Avocado pits, turmeric, dogbane, alpaca wool and iron served as key ingredients for UM FLAT's Natural Dyes and Fibers Workshop on April 6, 2019.
Workshop instructor Lena Olson began the workshop by having every participant give their name, their home watershed, and something that they are grateful for.
Lying on the tables in front of the participants were long stalks of dogbane, a somewhat toxic plant used by Native Americans to make cordage and other materials.
Olson warned ingesting the plant would raise one’s heart rate considerably, as it is a cardiac stimulant. Lena guided the participants as they stripped, twisted, bent, and crushed the dogbane with a rock until they were left with fibers that could be tied into cordage.
She also taught the participants how to use a turkey spindle, a tool that assists in the twining of yarn—one of the oldest clothing making processes in history.
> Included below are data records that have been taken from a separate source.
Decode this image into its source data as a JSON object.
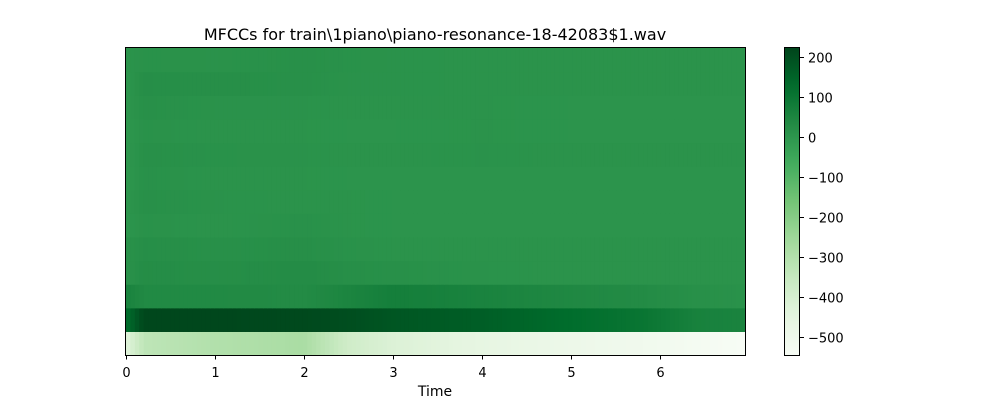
{
  "chart_data": {
    "type": "heatmap",
    "title": "MFCCs for train\\1piano\\piano-resonance-18-42083$1.wav",
    "xlabel": "Time",
    "ylabel": "",
    "xlim": [
      0,
      6.95
    ],
    "x_ticks": [
      0,
      1,
      2,
      3,
      4,
      5,
      6
    ],
    "y_ticks": [],
    "colormap": "Greens",
    "colorbar": {
      "vmin": -545,
      "vmax": 222,
      "ticks": [
        200,
        100,
        0,
        -100,
        -200,
        -300,
        -400,
        -500
      ],
      "tick_labels": [
        "200",
        "100",
        "0",
        "−100",
        "−200",
        "−300",
        "−400",
        "−500"
      ]
    },
    "n_coefficients": 13,
    "time_knots": [
      0,
      0.2,
      1,
      2,
      2.5,
      3,
      4,
      5,
      5.8,
      6.4,
      6.95
    ],
    "rows": [
      {
        "coefficient": 0,
        "values": [
          -440,
          -330,
          -300,
          -280,
          -380,
          -420,
          -460,
          -490,
          -510,
          -530,
          -545
        ]
      },
      {
        "coefficient": 1,
        "values": [
          120,
          215,
          215,
          210,
          200,
          180,
          160,
          125,
          100,
          60,
          55
        ]
      },
      {
        "coefficient": 2,
        "values": [
          60,
          35,
          35,
          30,
          50,
          70,
          55,
          40,
          30,
          15,
          10
        ]
      },
      {
        "coefficient": 3,
        "values": [
          10,
          25,
          20,
          28,
          18,
          15,
          8,
          5,
          5,
          5,
          5
        ]
      },
      {
        "coefficient": 4,
        "values": [
          10,
          20,
          15,
          18,
          10,
          6,
          5,
          5,
          5,
          5,
          5
        ]
      },
      {
        "coefficient": 5,
        "values": [
          0,
          10,
          5,
          12,
          5,
          3,
          2,
          2,
          2,
          2,
          2
        ]
      },
      {
        "coefficient": 6,
        "values": [
          0,
          15,
          8,
          5,
          5,
          3,
          2,
          2,
          2,
          2,
          2
        ]
      },
      {
        "coefficient": 7,
        "values": [
          -5,
          12,
          5,
          5,
          3,
          3,
          2,
          2,
          2,
          2,
          2
        ]
      },
      {
        "coefficient": 8,
        "values": [
          -5,
          15,
          10,
          8,
          5,
          5,
          8,
          5,
          5,
          5,
          5
        ]
      },
      {
        "coefficient": 9,
        "values": [
          -5,
          10,
          5,
          5,
          3,
          3,
          5,
          3,
          3,
          3,
          3
        ]
      },
      {
        "coefficient": 10,
        "values": [
          0,
          15,
          8,
          8,
          5,
          5,
          5,
          3,
          3,
          3,
          3
        ]
      },
      {
        "coefficient": 11,
        "values": [
          0,
          20,
          18,
          15,
          8,
          8,
          5,
          5,
          5,
          5,
          5
        ]
      },
      {
        "coefficient": 12,
        "values": [
          5,
          10,
          8,
          15,
          10,
          8,
          5,
          5,
          5,
          5,
          5
        ]
      }
    ]
  }
}
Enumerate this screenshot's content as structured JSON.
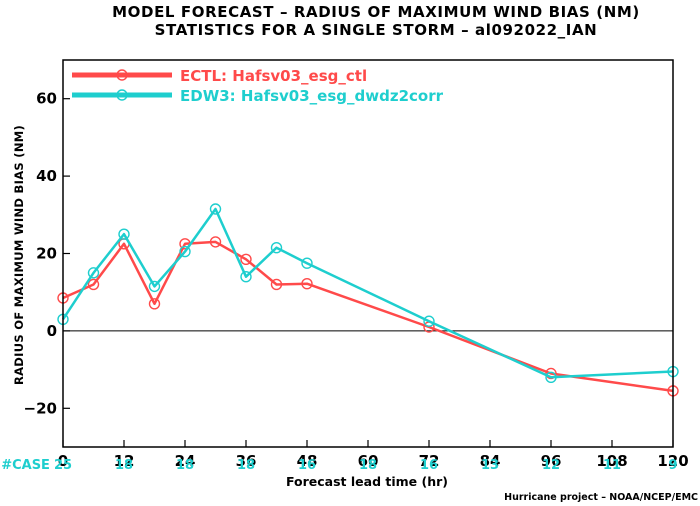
{
  "chart_data": {
    "type": "line",
    "title": "MODEL FORECAST – RADIUS OF MAXIMUM WIND BIAS (NM)",
    "subtitle": "STATISTICS FOR A SINGLE STORM – al092022_IAN",
    "xlabel": "Forecast lead time (hr)",
    "ylabel": "RADIUS OF MAXIMUM WIND BIAS (NM)",
    "xlim": [
      0,
      120
    ],
    "ylim": [
      -30,
      70
    ],
    "x_ticks": [
      0,
      12,
      24,
      36,
      48,
      60,
      72,
      84,
      96,
      108,
      120
    ],
    "y_ticks": [
      -20,
      0,
      20,
      40,
      60
    ],
    "zero_line": true,
    "legend_position": "top-left",
    "series": [
      {
        "name": "ECTL: Hafsv03_esg_ctl",
        "color": "#ff4a4a",
        "x": [
          0,
          6,
          12,
          18,
          24,
          30,
          36,
          42,
          48,
          72,
          96,
          120
        ],
        "y": [
          8.5,
          12,
          22.5,
          7,
          22.5,
          23,
          18.5,
          12,
          12.2,
          1,
          -11,
          -15.5
        ]
      },
      {
        "name": "EDW3: Hafsv03_esg_dwdz2corr",
        "color": "#1ecece",
        "x": [
          0,
          6,
          12,
          18,
          24,
          30,
          36,
          42,
          48,
          72,
          96,
          120
        ],
        "y": [
          3,
          15,
          25,
          11.5,
          20.5,
          31.5,
          14,
          21.5,
          17.5,
          2.5,
          -12,
          -10.5
        ]
      }
    ],
    "case_label": "#CASE",
    "case_counts": [
      {
        "x": 0,
        "value": "25"
      },
      {
        "x": 12,
        "value": "18"
      },
      {
        "x": 24,
        "value": "18"
      },
      {
        "x": 36,
        "value": "18"
      },
      {
        "x": 48,
        "value": "16"
      },
      {
        "x": 60,
        "value": "18"
      },
      {
        "x": 72,
        "value": "16"
      },
      {
        "x": 84,
        "value": "13"
      },
      {
        "x": 96,
        "value": "12"
      },
      {
        "x": 108,
        "value": "11"
      },
      {
        "x": 120,
        "value": "9"
      }
    ],
    "case_color": "#1ecece",
    "credit": "Hurricane project – NOAA/NCEP/EMC"
  }
}
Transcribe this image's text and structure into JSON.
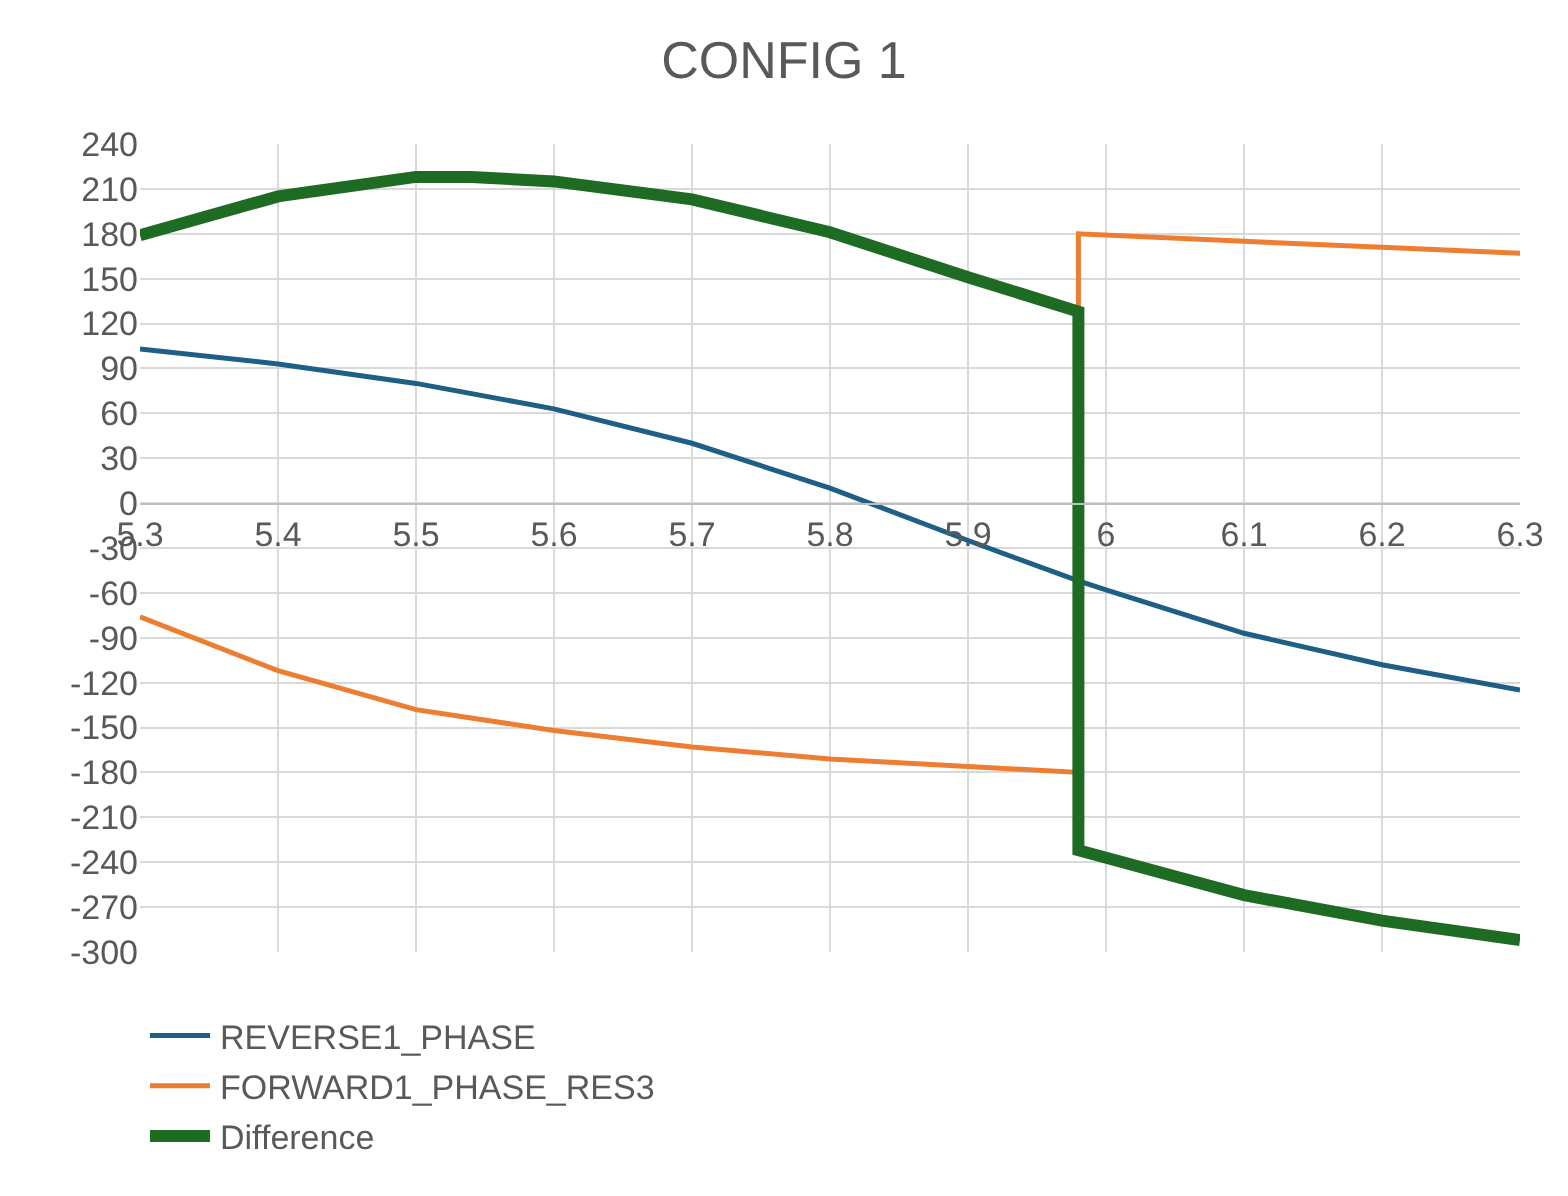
{
  "chart_data": {
    "type": "line",
    "title": "CONFIG 1",
    "xlim": [
      5.3,
      6.3
    ],
    "xticks": [
      5.3,
      5.4,
      5.5,
      5.6,
      5.7,
      5.8,
      5.9,
      6,
      6.1,
      6.2,
      6.3
    ],
    "ylim": [
      -300,
      240
    ],
    "yticks": [
      -300,
      -270,
      -240,
      -210,
      -180,
      -150,
      -120,
      -90,
      -60,
      -30,
      0,
      30,
      60,
      90,
      120,
      150,
      180,
      210,
      240
    ],
    "grid": true,
    "legend": "bottom",
    "marker": "none",
    "line_style": "solid",
    "series": [
      {
        "name": "REVERSE1_PHASE",
        "color": "#1f5f85",
        "x": [
          5.3,
          5.4,
          5.5,
          5.6,
          5.7,
          5.8,
          5.9,
          5.98,
          6.0,
          6.1,
          6.2,
          6.3
        ],
        "values": [
          103,
          93,
          80,
          63,
          40,
          10,
          -25,
          -52,
          -58,
          -87,
          -108,
          -125
        ]
      },
      {
        "name": "FORWARD1_PHASE_RES3",
        "color": "#ed7d31",
        "x": [
          5.3,
          5.4,
          5.5,
          5.6,
          5.7,
          5.8,
          5.9,
          5.98,
          5.98,
          6.1,
          6.2,
          6.3
        ],
        "values": [
          -76,
          -112,
          -138,
          -152,
          -163,
          -171,
          -176,
          -180,
          180,
          175,
          171,
          167
        ]
      },
      {
        "name": "Difference",
        "color": "#1e6b24",
        "x": [
          5.3,
          5.4,
          5.5,
          5.54,
          5.6,
          5.7,
          5.8,
          5.9,
          5.98,
          5.98,
          6.1,
          6.2,
          6.3
        ],
        "values": [
          179,
          205,
          218,
          218,
          215,
          203,
          181,
          151,
          128,
          -232,
          -262,
          -279,
          -292
        ]
      }
    ]
  }
}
The participants took balls of alpaca wool to spin on their spindles.
Olson continued the workshop by passing out wet cloths to be dyed and used as bandannas. She showed the participants different dyes and explained how each was made.
There were several dye options available, including one made from turmeric and iron and another made from the pits and skins of avocados.
As the bandannas soaked in the dye, participants took a break and enjoyed vegan chili. After lunch, participants were excited to see that the natural dyes had transformed their white bandannas into bright yellow, blue, or pink.
UM FLAT, short for the Forum for Living with Appropriate Technology, hosts many similar workshops and educational opportunities. According to their, they serve as an “intentional, living-learning community dedicated to everyday sustainability.” Students who participate with UM FLAT “gain experience in shared leadership, learn practical skills, and build a supportive and dynamic community.”